Those involved in marketing know that every product has a life cycle. Some of those cycles are short (pet rocks) and some are long (Twinkies). A study reported last month found that life cycles of cultural items are affected by how rapidly they rise to popularity. In general, a quick rise to popularity will mean an equally rapid drop, while a slow rise translates to a gradual drop. We call the former phenomenon a fad.

During the 2008 campaign season I wrote five posts that mentioned Alaska Governor Sarah Palin, whom Sen. John McCain (R-AZ) selected as his vice presidential running mate. Only one of those posts discussed Palin in any detail. I steered clear of advocacy, because I wasn’t happy about McCain and I wasn’t quite sure what to make of Palin.

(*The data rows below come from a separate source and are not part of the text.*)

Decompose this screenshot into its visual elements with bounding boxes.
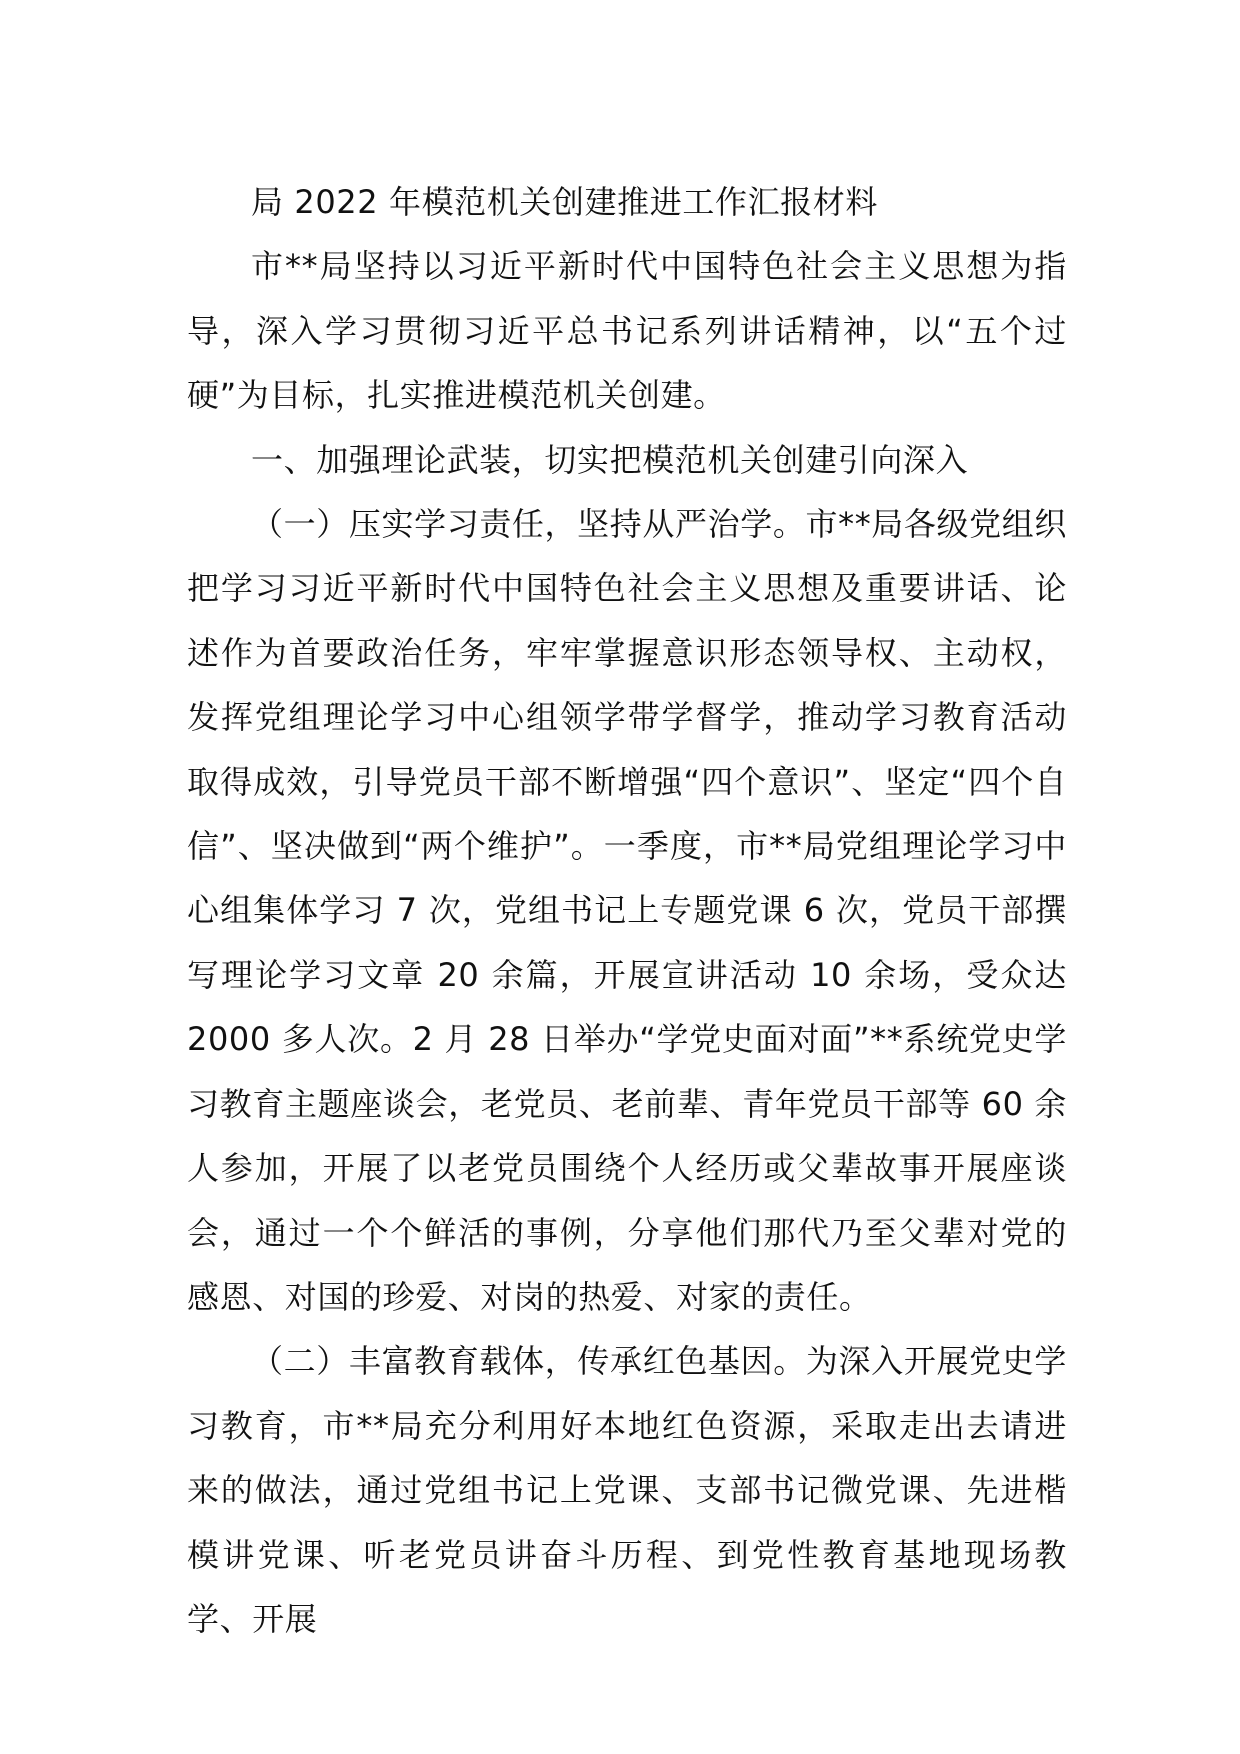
document-title: 局 2022 年模范机关创建推进工作汇报材料 (251, 183, 878, 221)
intro-paragraph: 市**局坚持以习近平新时代中国特色社会主义思想为指导，深入学习贯彻习近平总书记系列讲话精神，以“五个过硬”为目标，扎实推进模范机关创建。 (187, 247, 1067, 415)
document-body (187, 170, 1067, 1651)
subsection-paragraph-1: （一）压实学习责任，坚持从严治学。市**局各级党组织把学习习近平新时代中国特色社会主义思想及重要讲话、论述作为首要政治任务，牢牢掌握意识形态领导权、主动权，发挥党组理论学习中心组领学带学督学，推动学习教育活动取得成效，引导党员干部不断增强“四个意识”、坚定“四个自信”、坚决做到“两个维护”。一季度，市**局党组理论学习中心组集体学习 7 次，党组书记上专题党课 6 次，党员干部撰写理论学习文章 20 余篇，开展宣讲活动 10 余场，受众达 2000 多人次。2 月 28 日举办“学党史面对面”**系统党史学习教育主题座谈会，老党员、老前辈、青年党员干部等 60 余人参加，开展了以老党员围绕个人经历或父辈故事开展座谈会，通过一个个鲜活的事例，分享他们那代乃至父辈对党的感恩、对国的珍爱、对岗的热爱、对家的责任。 (187, 505, 1067, 1316)
subsection-paragraph-2: （二）丰富教育载体，传承红色基因。为深入开展党史学习教育，市**局充分利用好本地红色资源，采取走出去请进来的做法，通过党组书记上党课、支部书记微党课、先进楷模讲党课、听老党员讲奋斗历程、到党性教育基地现场教学、开展 (187, 1342, 1067, 1638)
section-heading-1: 一、加强理论武装，切实把模范机关创建引向深入 (251, 440, 969, 479)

2½ years after becoming Alaska’s Governor, Palin announced last week that she will resign the post later this month. It would appear that Gov. Palin’s rapid rise to fame is following the standard model of product popularity discussed above. That is, she appears to be a fad.

The WSJ’s Peggy Noonan says good riddance to Palin in this article. While Noonan offers some very worthwhile insights, the overall article comes across as rather harsh. I have read Noonan for years. She is a staunch Catholic and Republican. Sometimes it seems to me that she holds these two organizations in similar regard. Perhaps this helps explain the hard words Noonan has for Gov. Palin.

Palin, writes Noonan, “hurts … the Republican brand …. Really, she is the most careless sower of discord since George W. Bush, who fractured the party and the movement that made him.” Although Palin is “a gifted retail politician,” she “wasn't thoughtful enough to know she wasn't thoughtful enough” and she “never learned how the other sides think, or why.” Moreover, Palin promoted this lack of insight as a badge of “authenticity.”

It seems that Palin is such a heretic to Noonan’s style of Republicanism that Noonan would like nothing better than to have Palin excommunicated from the party. Does Noonan feel the same way about Palin’s supporters? Her article seems to imply as much.

One of the things that bothered me about Palin from the outset was that she seemed to be little more than a pawn in the game of identity politics — a game which many conservatives decry as un-American. It was Noonan that wrote last September about conservatives viscerally sensing that Palin “is really one of them.” But the fawning, protective approach that some conservatives took to Palin creeped me out as much as did the Obamaton cult worshippers.

In the same article, Noonan pretty much said that Palin was nothing more than a useful cog in the McCain campaign’s political machinations. She wrote, “Palin's friends should be less immediately worried about what the Obama campaign will do to her than what the McCain campaign will do.” Noonan’s prescience on this matter seems to have been quite accurate.

Speculation as to the ‘real’ reason for Palin’s resignation is omni-available, so you can go elsewhere for that kind of salaciousness. But I think that it is completely preposterous to assume that Gov. Palin will ever be able to win any statewide or national election for the rest of her life. It’s even questionable as to whether residents of her home town of Wasilla would re-elect her to her former mayoral or council position. So I hope her reasons for resigning are pretty good.

Whether Ms. Noonan likes it or not, there are a lot of people in the GOP whose brand of Republicanism is more in line with Sarah Palin’s than with John McCain’s or Noonan’s. There’s not enough of them to bring a candidate in their mold to national office on their own, but there’s enough of them that the GOP can’t win a national office without them.

Interestingly, this statement could be turned around and applied to all of the major factions in the GOP. That ought to be food for thought as the members of various inquisitions within the party run around attempting to excommunicate heretics from the party.